Officially, This was my second Yom Kippur. It was my first with the attempt to follow all the rules strictly. Since Friday, I spent all my extra Shabbat time reading up on the Holiday, I’m sure I retained a lot of information, but due to the content of the books I was reading, I tended to fall asleep.. A lot.
Before Yom Kippur drifted into Israel, I made a quick stop in Jerusalem to buy yet another book for the holiday, along with thoughts to go to the Kotel (wailing wall). It’s not hard for the Ginrod to always attempt to climb that spiritual ladder and despite the opinions of many, I do find some solace in talking to a wall of limestone. P Bonez and I also had some item exchanging to do in the name of our breakup.
In the spirit of our apparently laid back breakup, we decided to run my Jewish errands together and found ourselves at the shuk (market) as the last people squeezing themselves in the metal door with the smell of fowl and feces. Kapparah in Hebrew is ” means of atonement”, a vicarious animal sacrifice on the day previous to Yom Kippur.
The chicken man hurriedly handed P Bonez his cock by the legs and my hen by her wings. Bonez nervously recited Psalm 107:17-20 and Job 33: 23-24 as we failingly attempted to swing our birds over our heads. “Can you please read faster??” I urged. “Sooz, I’m not used to reading this text in Hebrew!!” he whispered back. We finish the prayers with: This be my substitute, my vicarious offering, my atonement. This cock (or hen) shall meet death, but I shall find a long and pleasant life of peace! As our birds began to calm down, we walked over to the slaughterer and to hand him our birds. “Siamti L’ayom (I’m finished for the day)” says the butcher in his dirty whites. “uh, what are we supposed to do with our chickens then!?! They have our sins in them!!” we exclaim!! Actually, P Bonez says that and I just stand their dumbfoundly, and my hen is pretty dumbfounded as well.
I must inject that although this practice became popular with the Haredi Jews in Eastern Europe, it is not condoned by all of the Jewish Community. As for me, it was simply an interesting experience. It can be argued either way. I’ve learned that everything is what you take from it, meaning doesn’t come naturally to our day to day lives. It is our job to inject romance into the world. Romance doesn’t happen until we put our fingertips on it and draw it close to us. Romance seems too far away from my fingertips right now.
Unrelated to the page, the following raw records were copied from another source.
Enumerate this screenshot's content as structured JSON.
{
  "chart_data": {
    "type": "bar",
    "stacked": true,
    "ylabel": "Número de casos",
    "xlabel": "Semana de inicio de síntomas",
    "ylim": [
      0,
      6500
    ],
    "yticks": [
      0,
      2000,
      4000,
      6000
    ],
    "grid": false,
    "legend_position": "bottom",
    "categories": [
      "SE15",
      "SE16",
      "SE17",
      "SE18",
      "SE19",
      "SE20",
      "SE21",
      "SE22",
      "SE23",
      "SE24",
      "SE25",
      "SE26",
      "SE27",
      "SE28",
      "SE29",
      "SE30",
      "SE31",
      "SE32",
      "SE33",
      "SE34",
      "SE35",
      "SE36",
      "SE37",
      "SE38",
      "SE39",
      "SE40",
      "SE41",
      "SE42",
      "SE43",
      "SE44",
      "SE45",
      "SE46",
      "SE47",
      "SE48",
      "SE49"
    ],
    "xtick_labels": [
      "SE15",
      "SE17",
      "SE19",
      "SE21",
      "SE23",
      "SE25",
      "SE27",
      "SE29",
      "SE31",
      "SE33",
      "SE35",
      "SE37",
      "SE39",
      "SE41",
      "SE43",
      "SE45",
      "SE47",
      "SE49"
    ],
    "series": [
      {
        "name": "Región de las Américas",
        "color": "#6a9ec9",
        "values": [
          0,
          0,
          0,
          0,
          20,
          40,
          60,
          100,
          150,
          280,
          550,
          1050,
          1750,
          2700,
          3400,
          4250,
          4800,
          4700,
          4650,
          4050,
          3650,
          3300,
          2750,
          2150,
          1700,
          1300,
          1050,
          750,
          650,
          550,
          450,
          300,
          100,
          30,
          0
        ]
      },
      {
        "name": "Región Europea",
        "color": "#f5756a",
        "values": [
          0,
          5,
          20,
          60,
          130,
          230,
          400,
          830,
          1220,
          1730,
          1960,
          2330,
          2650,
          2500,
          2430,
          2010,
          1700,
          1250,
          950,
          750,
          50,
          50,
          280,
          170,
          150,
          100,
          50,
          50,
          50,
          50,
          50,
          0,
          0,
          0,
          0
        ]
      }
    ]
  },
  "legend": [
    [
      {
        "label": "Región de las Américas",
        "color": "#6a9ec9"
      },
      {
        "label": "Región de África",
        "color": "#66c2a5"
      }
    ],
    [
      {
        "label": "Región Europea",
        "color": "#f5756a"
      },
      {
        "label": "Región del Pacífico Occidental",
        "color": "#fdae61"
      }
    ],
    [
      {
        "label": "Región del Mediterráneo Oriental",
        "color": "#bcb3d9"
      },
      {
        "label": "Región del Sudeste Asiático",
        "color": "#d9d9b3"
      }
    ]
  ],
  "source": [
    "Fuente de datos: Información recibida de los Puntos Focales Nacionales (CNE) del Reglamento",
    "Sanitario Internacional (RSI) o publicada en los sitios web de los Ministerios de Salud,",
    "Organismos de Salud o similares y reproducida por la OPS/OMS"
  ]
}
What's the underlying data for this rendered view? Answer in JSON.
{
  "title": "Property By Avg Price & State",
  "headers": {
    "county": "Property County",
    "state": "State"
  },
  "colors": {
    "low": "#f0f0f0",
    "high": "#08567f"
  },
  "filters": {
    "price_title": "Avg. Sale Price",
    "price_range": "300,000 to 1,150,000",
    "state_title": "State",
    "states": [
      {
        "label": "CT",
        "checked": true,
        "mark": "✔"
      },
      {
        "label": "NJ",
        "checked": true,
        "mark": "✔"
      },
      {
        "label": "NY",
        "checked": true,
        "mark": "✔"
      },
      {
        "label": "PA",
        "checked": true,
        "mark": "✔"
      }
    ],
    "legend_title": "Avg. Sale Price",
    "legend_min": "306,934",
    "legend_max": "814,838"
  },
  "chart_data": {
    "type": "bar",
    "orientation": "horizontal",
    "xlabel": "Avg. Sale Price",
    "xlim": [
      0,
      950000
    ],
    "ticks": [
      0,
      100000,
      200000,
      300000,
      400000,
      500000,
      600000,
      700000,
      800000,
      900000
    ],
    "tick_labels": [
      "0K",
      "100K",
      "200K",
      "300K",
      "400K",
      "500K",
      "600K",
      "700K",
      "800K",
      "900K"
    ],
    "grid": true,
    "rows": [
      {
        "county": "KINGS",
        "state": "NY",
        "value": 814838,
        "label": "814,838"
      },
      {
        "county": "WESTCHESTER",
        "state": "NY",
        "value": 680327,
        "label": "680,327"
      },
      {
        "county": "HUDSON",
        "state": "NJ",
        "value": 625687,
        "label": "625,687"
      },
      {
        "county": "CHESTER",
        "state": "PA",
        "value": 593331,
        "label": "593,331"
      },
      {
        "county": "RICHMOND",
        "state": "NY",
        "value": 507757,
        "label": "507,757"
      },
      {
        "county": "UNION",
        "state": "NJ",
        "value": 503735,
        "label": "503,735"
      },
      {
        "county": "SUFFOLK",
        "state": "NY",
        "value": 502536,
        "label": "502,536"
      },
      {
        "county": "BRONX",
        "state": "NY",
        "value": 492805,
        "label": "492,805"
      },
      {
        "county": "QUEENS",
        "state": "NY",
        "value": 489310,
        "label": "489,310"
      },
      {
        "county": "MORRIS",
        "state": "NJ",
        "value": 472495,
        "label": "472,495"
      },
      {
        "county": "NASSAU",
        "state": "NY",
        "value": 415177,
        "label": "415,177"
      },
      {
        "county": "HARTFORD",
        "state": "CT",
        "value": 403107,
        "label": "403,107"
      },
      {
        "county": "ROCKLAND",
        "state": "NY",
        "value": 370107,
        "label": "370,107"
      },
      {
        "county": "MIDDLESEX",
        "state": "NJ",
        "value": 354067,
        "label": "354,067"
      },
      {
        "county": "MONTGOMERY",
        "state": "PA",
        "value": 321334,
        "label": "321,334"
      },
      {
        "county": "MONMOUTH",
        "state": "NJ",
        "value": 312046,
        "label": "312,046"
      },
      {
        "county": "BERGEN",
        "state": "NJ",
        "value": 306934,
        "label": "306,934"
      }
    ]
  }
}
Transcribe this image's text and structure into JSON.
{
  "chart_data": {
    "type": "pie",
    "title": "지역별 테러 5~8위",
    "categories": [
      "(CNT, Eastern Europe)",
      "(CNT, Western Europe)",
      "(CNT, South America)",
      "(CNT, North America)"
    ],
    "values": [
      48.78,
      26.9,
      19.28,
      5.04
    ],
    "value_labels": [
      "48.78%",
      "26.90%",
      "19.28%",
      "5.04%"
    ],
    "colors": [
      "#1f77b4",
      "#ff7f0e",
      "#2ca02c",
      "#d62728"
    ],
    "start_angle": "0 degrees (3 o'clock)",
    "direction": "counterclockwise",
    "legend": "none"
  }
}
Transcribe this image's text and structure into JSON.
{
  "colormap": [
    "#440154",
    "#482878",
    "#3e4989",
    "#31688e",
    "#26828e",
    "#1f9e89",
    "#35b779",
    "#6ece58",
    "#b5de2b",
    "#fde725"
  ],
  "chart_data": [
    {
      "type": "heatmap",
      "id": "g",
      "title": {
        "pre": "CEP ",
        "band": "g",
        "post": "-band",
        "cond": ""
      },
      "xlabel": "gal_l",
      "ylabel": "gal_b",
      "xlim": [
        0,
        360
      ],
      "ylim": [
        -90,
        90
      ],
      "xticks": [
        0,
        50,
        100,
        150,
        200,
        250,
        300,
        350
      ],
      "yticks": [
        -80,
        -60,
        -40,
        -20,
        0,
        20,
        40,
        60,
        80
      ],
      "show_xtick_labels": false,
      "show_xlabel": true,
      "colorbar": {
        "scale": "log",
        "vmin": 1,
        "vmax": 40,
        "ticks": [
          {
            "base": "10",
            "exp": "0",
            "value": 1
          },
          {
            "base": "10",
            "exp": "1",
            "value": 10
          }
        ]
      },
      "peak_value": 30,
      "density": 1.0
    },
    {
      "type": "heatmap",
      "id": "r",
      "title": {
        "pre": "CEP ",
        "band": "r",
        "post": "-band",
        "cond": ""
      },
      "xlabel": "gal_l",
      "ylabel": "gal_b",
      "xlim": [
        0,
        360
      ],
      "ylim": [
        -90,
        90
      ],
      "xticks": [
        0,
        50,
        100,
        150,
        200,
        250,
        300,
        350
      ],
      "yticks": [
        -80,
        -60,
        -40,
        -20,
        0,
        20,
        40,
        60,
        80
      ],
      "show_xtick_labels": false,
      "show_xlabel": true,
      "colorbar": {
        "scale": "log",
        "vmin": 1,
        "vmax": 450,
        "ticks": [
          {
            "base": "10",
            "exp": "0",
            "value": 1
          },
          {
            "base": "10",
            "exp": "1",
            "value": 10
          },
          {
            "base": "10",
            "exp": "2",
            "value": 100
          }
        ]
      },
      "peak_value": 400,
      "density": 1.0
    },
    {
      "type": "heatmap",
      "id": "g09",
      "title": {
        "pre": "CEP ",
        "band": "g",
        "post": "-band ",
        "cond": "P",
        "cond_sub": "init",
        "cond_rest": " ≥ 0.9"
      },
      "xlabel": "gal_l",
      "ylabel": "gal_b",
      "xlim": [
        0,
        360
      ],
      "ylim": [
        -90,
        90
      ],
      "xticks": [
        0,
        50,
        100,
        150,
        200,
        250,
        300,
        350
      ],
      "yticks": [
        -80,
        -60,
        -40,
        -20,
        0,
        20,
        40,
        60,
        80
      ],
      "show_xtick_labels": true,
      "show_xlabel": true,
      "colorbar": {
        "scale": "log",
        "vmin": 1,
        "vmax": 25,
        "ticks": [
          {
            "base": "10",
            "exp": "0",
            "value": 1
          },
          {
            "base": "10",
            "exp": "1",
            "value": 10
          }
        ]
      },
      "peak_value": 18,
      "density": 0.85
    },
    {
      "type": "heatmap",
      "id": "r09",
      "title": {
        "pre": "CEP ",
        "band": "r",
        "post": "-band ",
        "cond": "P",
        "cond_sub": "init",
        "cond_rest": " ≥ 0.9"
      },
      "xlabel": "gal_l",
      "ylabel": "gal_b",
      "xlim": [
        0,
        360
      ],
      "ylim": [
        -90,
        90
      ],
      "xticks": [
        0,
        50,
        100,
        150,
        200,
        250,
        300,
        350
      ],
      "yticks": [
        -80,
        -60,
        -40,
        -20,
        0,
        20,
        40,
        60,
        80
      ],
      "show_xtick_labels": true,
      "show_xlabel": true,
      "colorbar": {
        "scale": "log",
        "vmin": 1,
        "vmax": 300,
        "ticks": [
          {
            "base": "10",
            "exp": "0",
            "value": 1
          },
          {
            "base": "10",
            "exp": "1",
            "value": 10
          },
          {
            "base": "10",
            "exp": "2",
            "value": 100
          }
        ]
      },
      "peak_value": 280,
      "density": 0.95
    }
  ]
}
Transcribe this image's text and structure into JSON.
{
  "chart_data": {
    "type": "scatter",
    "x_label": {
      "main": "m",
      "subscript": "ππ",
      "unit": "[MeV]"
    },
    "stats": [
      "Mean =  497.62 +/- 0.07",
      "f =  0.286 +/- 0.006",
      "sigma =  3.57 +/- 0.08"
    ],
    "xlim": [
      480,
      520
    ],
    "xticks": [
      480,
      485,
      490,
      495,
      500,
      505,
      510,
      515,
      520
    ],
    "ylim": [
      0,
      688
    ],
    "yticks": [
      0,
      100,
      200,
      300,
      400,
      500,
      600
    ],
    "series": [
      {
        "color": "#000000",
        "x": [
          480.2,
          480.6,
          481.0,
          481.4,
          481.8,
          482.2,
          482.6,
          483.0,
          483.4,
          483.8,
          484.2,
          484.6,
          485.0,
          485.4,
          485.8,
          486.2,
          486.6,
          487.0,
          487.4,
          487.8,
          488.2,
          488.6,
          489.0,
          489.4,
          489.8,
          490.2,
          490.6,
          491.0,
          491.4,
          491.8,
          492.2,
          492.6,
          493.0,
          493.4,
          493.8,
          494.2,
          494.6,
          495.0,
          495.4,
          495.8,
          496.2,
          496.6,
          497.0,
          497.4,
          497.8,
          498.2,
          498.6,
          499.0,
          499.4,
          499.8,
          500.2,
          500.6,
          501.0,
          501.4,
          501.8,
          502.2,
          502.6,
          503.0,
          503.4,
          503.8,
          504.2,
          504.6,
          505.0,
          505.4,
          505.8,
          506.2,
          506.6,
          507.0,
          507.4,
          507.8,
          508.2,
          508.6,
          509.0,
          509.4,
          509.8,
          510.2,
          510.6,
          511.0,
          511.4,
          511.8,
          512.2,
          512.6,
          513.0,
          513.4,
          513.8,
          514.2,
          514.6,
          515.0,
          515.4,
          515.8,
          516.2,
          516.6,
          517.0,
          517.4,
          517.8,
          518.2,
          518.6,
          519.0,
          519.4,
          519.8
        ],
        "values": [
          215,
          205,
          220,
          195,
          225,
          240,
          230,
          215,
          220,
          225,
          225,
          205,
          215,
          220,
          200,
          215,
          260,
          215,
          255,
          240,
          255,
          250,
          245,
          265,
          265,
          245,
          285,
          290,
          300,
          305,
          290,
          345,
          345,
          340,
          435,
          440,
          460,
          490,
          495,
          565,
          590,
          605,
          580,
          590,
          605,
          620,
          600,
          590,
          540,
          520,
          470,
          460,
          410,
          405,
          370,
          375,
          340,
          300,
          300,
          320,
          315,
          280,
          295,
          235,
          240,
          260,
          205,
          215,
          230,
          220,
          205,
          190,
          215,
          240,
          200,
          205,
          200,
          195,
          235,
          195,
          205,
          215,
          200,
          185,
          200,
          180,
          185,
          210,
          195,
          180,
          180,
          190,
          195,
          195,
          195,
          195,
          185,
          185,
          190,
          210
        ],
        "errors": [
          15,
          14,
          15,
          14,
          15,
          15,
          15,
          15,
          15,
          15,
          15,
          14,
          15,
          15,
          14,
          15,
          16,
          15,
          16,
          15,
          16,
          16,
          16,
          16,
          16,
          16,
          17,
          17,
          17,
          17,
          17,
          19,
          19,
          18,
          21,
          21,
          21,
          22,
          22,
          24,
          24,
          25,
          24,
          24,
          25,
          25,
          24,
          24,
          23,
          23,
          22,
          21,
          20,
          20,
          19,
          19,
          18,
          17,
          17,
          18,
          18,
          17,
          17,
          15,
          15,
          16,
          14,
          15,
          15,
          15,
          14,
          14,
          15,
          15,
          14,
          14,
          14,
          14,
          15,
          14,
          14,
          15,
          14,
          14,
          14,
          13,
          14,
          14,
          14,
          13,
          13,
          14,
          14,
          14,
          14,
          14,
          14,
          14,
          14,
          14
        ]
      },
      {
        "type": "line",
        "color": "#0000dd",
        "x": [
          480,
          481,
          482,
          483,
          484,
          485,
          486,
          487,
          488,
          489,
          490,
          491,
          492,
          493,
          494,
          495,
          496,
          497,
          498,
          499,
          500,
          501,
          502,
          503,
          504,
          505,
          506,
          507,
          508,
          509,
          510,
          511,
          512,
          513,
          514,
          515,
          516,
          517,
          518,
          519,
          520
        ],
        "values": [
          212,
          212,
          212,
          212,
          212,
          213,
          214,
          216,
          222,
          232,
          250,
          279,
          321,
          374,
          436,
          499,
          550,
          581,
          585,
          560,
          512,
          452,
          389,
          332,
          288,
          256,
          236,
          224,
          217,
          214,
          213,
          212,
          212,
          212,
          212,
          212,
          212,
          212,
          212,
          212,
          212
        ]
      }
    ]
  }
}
Never in my life have I dedicated so much effort into grasping and ingesting a religious holiday. I read so much, the thoughts in my noggin’ were swimming to make sense of who I’ve become in the last year… I’ve never spent so much time in a religious building, let alone a Synagogue before, by my own free will. I came to many conclusions with all my thinking. My dreams were insane, so much of them- as if my subconscious let loose and flooded the rest of my brain with all my fears and worries and hopes and anything else it could place in them. My last dream after Yom Kippur was of me flying. I was swimming through the air and floating above the ground without touching it. I haven’t had a flying dream since before the deaths. I usually am invigorated after such a dream, but I don’t know what they mean anymore.
I look forward to this next year overflowing with meaning. I’m just curious where I’ll find it.